★ダイヤモンドの騎士★

  現題:Wizardry - Knight of Diamonds
  PC:シナリオ#2(FC:シナリオ#3)



* 序章 *



”ニルダ(Gnilda)の杖”は、創造者の鍛造技術を示す最高の作品であった。適切に使われたときにその杖
は、リルガミン(Llylgamyn)の街を、全ての侵略者から護る、無敵の都市にしたのである。その杖の放
つ力場は、いかなる武器の攻撃にも、いかなる魔法を持ってしても、決して打ち破ることはできなかった。そして
少しでも、リルガミンの街を脅かす意図を持ったものは、街に近付くことすらできず、反面、悪意のないものは、
自由に出入りすることができたのである。                                
杖の力による防御は完璧なものであった。しかし、唯一の致命的な欠点を除いては…             

杖はリルガミンで生まれたものに対して、なんら力を持たなかったのである。それゆえ、邪悪な心を持って生まれ
た魔人ダバルプス(Davalpus)には、杖の効力は発揮せず、闇の力を借りて、リルガミンの王位を奪い、
王家を滅ぼすことが可能だったのだ。                                  
だが、幸いなことに、この突然の襲撃から逃れ、若きマルグダ(Margda)王女とアラビク(Alavik)
王子の姉弟は生き延びた。                                       
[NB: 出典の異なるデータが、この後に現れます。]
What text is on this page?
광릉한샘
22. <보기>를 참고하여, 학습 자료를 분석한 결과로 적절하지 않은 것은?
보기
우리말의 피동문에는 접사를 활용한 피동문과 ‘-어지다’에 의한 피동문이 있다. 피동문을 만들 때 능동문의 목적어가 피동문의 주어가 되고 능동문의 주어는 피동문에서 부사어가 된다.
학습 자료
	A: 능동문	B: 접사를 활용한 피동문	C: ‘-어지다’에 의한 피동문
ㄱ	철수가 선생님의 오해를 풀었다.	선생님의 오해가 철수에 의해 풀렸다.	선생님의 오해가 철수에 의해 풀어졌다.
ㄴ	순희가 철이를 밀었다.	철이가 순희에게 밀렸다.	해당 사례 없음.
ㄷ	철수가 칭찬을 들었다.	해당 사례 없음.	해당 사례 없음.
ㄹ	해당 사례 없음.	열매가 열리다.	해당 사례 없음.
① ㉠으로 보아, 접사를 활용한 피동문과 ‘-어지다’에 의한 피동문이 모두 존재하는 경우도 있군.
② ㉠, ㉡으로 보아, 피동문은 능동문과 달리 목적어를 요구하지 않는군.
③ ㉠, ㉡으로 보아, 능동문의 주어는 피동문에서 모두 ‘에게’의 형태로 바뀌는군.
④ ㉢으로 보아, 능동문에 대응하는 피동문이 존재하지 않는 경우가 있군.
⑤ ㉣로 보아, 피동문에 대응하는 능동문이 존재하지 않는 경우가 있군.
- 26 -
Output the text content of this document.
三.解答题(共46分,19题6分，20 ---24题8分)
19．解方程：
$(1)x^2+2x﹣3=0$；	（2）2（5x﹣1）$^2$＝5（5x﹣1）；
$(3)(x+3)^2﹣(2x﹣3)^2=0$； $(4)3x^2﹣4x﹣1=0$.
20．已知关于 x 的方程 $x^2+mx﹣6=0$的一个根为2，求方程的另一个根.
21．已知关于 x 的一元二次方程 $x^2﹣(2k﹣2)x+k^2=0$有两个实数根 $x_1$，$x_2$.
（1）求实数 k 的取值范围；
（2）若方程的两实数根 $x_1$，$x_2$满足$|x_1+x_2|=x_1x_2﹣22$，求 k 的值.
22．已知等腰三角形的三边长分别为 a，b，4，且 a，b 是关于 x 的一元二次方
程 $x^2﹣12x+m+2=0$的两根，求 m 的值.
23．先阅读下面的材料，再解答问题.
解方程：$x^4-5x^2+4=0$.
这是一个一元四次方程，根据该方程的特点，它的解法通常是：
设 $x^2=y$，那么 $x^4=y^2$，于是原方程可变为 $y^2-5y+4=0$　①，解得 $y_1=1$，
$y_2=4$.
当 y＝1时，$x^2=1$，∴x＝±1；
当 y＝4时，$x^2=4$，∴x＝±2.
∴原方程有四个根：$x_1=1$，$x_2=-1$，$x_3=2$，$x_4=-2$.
そして、時が過ぎた…                                         
マルグダとアラビクは、ダバルプスを倒す唯一の希望に全てを託した。                   
その希望とは、偉大なる英雄”ダイヤモンドの騎士(The Knight of Diamonds)”に名高
い剣、鎧などの武具だったのである。旧王家の姉弟は力を合わせ、この神秘的な武具を取り戻した。      
伝説の武具に身を固めたアラビクは、リルガミン城へ攻め上った。熾烈な戦いの末、魔人ダバルプスは倒れた。し
かし、魔人は死にゆく間際に、呪いの言葉を発した。その呪いの威力は凄まじく、彼等二人の戦場であった城は崩
れ落ち、大地に開いた煙りたなびく穴だけが残された。                          
ダバルプスとアラビクは消え失せた、かの偉大なるニルダの杖とともに…                  

もしも、杖が戻らなければ、リルガミンの街は滅びてしまうであろう。